One area that I think needs some exploration is the multi-move turn. In the games I'm aware of, the extra moves are just sort of tacked onto the game with no real attempt at rationale. Some games you move 2 pieces/turn, some more, some depend on what your opponent did; sometimes the same piece can move more than once, and capture, in other games if a capture is made, no other move can be... Anyhow, no real attempt has been made to explain why one rule or rule set was chosen over another. Being as conservative and traditional in my outlook and design philosophy as I am, I felt the need to change that, at least for me. So, in Chieftain, I changed 1 king to 4 leaders, and you *still* get as many moves per turn as you have leaders left. Still? Well, chess has 1 leader with unlimited command control range - you lose that leader, you don't get to make any more moves, game over. But only 1 supreme leader, controlling pieces anywhere on the board, mostly unlimited-range pieces, and a rather small world, only 8x8, to play on - this FIDE chess is a very modern game reflective of the world we find ourselves in today. Chieftain goes way back, when small bands of people grouped together in tribes, and there was no 1 leader of all the people for every circumstance.
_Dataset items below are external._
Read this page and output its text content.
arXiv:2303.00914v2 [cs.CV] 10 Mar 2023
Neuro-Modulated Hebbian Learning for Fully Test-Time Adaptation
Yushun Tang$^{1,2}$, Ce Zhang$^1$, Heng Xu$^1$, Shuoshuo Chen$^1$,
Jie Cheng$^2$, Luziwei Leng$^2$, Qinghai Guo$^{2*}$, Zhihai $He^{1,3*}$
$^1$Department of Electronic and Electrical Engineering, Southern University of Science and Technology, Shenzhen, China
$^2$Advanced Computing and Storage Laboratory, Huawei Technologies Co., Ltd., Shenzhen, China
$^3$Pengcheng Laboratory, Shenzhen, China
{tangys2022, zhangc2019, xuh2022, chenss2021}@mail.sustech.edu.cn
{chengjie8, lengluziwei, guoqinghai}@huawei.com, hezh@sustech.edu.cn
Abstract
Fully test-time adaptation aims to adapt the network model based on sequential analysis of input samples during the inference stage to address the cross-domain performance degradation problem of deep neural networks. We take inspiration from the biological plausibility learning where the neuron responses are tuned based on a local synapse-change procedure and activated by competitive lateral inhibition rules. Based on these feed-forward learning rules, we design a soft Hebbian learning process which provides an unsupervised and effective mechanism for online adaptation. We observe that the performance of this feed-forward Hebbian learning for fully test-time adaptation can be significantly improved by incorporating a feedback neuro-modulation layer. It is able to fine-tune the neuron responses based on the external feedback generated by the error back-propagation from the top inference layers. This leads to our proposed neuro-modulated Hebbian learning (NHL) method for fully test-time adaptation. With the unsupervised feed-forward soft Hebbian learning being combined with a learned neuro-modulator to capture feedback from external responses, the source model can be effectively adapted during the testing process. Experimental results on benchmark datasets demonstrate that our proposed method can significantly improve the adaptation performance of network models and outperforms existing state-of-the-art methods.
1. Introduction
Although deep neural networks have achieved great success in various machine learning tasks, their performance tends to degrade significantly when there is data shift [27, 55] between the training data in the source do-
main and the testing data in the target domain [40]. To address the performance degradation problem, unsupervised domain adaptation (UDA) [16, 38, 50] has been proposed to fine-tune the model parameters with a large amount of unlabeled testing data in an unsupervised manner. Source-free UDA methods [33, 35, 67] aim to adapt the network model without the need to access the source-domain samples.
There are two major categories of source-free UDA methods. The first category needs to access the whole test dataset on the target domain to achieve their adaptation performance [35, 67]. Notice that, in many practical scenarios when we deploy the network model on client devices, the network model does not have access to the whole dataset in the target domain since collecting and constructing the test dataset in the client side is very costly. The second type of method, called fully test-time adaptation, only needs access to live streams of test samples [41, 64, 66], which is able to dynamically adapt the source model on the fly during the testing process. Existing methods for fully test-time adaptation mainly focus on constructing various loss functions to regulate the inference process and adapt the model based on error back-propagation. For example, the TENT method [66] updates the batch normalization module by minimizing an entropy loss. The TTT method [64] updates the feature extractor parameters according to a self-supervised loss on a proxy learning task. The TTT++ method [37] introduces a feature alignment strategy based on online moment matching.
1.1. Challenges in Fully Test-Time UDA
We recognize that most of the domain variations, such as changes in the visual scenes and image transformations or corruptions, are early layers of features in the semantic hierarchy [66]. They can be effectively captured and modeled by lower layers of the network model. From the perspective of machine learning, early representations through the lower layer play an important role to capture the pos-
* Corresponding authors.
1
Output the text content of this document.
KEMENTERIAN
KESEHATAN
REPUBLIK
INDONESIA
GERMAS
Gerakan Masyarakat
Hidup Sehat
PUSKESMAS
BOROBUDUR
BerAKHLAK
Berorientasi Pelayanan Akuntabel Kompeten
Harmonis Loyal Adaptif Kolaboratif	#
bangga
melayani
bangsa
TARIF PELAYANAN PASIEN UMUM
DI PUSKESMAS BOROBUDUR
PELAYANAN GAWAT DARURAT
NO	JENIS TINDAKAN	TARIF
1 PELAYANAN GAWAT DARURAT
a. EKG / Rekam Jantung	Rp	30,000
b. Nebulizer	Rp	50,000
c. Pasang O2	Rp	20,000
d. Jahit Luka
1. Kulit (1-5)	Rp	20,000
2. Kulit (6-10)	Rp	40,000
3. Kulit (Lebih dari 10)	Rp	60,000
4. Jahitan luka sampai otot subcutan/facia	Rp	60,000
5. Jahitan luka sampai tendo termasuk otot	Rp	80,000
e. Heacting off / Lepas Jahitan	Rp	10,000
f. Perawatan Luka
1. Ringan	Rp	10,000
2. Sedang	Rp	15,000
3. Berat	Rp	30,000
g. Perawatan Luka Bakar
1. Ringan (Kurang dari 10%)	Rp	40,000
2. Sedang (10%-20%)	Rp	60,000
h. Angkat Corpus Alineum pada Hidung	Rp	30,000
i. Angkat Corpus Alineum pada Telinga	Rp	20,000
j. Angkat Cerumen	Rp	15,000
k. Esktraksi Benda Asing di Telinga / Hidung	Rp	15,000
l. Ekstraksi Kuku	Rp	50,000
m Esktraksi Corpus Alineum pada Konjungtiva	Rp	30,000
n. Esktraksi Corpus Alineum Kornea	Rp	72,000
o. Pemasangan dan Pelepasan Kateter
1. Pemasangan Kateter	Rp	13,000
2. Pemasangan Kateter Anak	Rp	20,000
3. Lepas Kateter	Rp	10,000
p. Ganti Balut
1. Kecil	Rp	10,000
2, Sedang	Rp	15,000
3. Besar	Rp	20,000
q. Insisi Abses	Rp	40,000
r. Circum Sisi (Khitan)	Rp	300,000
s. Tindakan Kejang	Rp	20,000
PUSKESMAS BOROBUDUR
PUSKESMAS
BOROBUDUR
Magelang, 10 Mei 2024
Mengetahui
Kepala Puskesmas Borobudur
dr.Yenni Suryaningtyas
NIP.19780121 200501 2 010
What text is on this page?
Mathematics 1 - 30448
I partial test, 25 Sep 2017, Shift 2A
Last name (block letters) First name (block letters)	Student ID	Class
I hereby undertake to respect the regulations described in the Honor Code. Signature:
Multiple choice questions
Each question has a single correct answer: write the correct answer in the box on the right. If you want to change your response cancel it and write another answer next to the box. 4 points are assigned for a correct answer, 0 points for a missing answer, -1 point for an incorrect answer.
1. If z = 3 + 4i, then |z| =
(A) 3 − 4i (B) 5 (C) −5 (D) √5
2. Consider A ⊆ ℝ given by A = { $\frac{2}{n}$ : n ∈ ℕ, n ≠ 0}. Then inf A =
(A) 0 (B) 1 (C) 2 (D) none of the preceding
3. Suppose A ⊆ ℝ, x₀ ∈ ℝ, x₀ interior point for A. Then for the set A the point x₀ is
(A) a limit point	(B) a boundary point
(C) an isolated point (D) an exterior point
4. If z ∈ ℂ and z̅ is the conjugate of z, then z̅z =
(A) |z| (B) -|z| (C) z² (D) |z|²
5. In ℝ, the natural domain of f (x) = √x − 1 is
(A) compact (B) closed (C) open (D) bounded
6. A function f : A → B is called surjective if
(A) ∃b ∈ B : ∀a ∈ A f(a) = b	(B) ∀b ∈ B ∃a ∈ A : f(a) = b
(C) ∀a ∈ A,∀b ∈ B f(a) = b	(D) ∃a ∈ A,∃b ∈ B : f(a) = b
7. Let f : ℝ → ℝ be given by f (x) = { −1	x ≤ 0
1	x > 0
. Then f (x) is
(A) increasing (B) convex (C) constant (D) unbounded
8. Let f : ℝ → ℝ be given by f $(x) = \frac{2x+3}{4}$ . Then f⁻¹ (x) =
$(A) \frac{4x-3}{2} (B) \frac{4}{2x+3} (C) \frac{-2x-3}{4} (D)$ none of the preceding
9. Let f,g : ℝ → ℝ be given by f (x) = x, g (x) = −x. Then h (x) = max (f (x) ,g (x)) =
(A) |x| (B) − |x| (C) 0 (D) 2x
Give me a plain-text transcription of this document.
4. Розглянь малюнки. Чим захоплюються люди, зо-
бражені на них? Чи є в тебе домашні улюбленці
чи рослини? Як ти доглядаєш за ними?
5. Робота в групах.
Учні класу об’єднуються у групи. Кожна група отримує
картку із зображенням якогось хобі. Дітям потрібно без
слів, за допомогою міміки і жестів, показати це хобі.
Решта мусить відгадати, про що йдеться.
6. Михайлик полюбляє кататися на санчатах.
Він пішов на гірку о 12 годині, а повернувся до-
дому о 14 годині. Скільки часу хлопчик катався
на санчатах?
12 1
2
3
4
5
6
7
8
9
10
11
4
Commands were issued over shouting distance, and to individuals. The superlarge I'm contemplating will fall in between these 2 extremes. The 'high king' will be, like the FIDE king, checkmateable for victory purposes and have unlimited command control range for any 1 piece per turn. There will also be 2 more lower levels of leader, generals and captains. These will command different numbers and strengths/types of pieces, with command control ranges that would be roughly 5 and 10. I'd also throw in a marshall, with the same command powers as the king. These powers would include the ability to activate at least 1 local piece, as well as the 1 unlimited-range activation.